SINGAPORE (Reuters) – Singapore’s Energy Market Authority is seeking to appoint two new liquefied natural gas (LNG) term importers for the city-state, adding to the two it already has, to boost competition and give more options to gas buyers.
Natural gas is expected to play a growing role in Singapore’s energy mix as it shifts towards renewable energy.
Singapore, Asia’s main oil trading hub, has been expanding its LNG infrastructure by increasing storage capacity and also adding the capability to break up big cargoes into smaller ones.
The energy regulator issued a request for a proposal so it can select and appoint two new importers who will receive a gas importer licence, the proposal issued by EMA on Thursday said.

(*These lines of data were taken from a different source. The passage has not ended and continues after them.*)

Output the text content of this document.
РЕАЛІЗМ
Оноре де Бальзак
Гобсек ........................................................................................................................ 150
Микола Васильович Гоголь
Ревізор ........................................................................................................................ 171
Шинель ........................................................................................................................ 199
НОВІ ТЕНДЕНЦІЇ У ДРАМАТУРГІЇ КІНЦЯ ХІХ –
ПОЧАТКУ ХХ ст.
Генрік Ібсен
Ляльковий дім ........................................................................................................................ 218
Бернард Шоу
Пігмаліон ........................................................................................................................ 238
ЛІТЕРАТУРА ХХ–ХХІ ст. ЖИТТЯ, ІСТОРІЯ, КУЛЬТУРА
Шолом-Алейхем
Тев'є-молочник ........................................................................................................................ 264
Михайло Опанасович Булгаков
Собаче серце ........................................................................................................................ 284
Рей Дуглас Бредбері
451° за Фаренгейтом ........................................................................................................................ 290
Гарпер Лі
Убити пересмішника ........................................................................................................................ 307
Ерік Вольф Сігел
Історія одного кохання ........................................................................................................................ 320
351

This will be on top of Singapore’s two existing LNG term importers – Pavilion Energy Singapore and Shell Eastern Trading, who were appointed in 2017, EMA said.
The importers’ main function would be to provide regasified LNG to meet Singapore’s domestic demand.
They will also be able to conduct other activities such as selling short term or spot LNG, sell LNG for bunkering or re-export, provide handling services to companies wishing to bring in their own upstream LNG supply and providing gas shipping services to end-users, EMA said.
Proposals must be submitted by Nov. 9 and will be evaluated based on their ability to provide reliable, secure and competitive supply of LNG to Singapore, EMA said.